Further, little if anything was said about how loathsome the king found Wagner’s thoughts on the German politics of the day, let alone the composer’s—outdone only by his wife—virulent anti-Semitism. All in all, this listener, an admittedly biased Ludwig-phile and Wagnerite, found that this lecture presented little that is unknown; the material would have better been addressed to people not of the Wagnerian persuasion and to those who knew nothing about the king, his relationship to Wagner, and, to a sadly lesser extent, his importance in German history.

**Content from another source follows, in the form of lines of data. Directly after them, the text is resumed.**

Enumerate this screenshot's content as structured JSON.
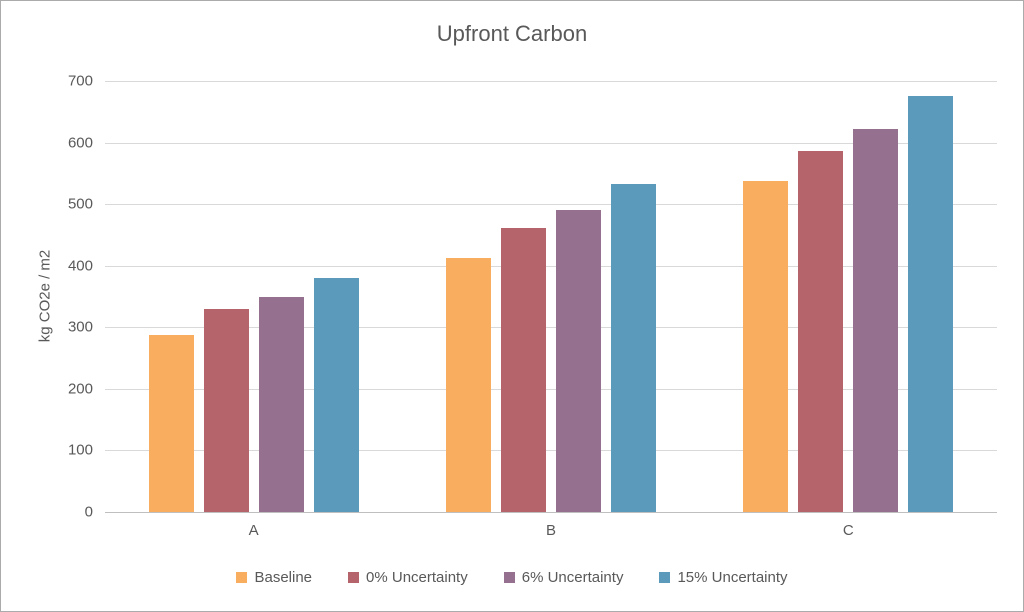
{
  "title": "Upfront Carbon",
  "chart_data": {
    "type": "bar",
    "title": "Upfront Carbon",
    "categories": [
      "A",
      "B",
      "C"
    ],
    "series": [
      {
        "name": "Baseline",
        "color": "#F8AD5F",
        "values": [
          287,
          412,
          537
        ]
      },
      {
        "name": "0% Uncertainty",
        "color": "#B5646C",
        "values": [
          330,
          462,
          587
        ]
      },
      {
        "name": "6% Uncertainty",
        "color": "#95708F",
        "values": [
          350,
          490,
          622
        ]
      },
      {
        "name": "15% Uncertainty",
        "color": "#5B9ABA",
        "values": [
          380,
          532,
          675
        ]
      }
    ],
    "xlabel": "",
    "ylabel": "kg CO2e / m2",
    "ylim": [
      0,
      700
    ],
    "ytick_step": 100,
    "ytick_labels": [
      "0",
      "100",
      "200",
      "300",
      "400",
      "500",
      "600",
      "700"
    ],
    "grid": true,
    "legend_position": "bottom"
  },
  "colors": {
    "text": "#595959",
    "gridline": "#D9D9D9",
    "axis_line": "#BFBFBF",
    "background": "#FFFFFF",
    "border": "#ABABAB"
  }
}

The one bit of information that this devoted Ludwig-phile/Wagnerian discovered was that to this day, the family of Dr. von Gudden, the psychiatrist who found King Ludwig insane, apologizes in print every July for the death of the beloved king and denies that von Gudden had anything to do with his “mysterious” death. As is well known, the king and von Gudden drowned under mysterious circumstances on June 13, 1886, following the king’s arrest and imprisonment in Schloss Berg. The decision to remove him from the throne was based on a psychiatric examination that in fact never took place. Instead, the testimony of the king’s valets, servants, and cabinet ministers about his curious behavior was sufficient to declare him “insane.” When asked for his opinion on the puzzle of the king’s death, Dr. Bauer claimed that Ludwig chose to commit suicide rather than be subjected to the indignities of imprisonment. This opinion conveniently glosses over the fact that strangulation marks! were found on von Gudden’s neck. This listener finds it far more probable that the king attempted to escape from captivity and von Gudden tried unsuccessfully to prevent it.
Perhaps Ludwig strangled his keeper and then suffered a fatal heart attack while trying to swim across Lake Starnberg to safety. In earlier days, when the king was fit, such a swim would have proven no challenge to him, but by 1886 his health was in serious question, and no doubt the strenuous exertions of subduing his keeper and then trying to swim across the lake brought on his demise. We will never know the real answer until the Wittelsbach family (the royal family) makes public its private archives. Until then, one can only speculate on the circumstances of the death of its best-known scion.
–Jeffrey Brody
Jeffrey Brody, a member of the Boston Wagner Society, is a composer, a pianist, and the music director of Longwood Opera.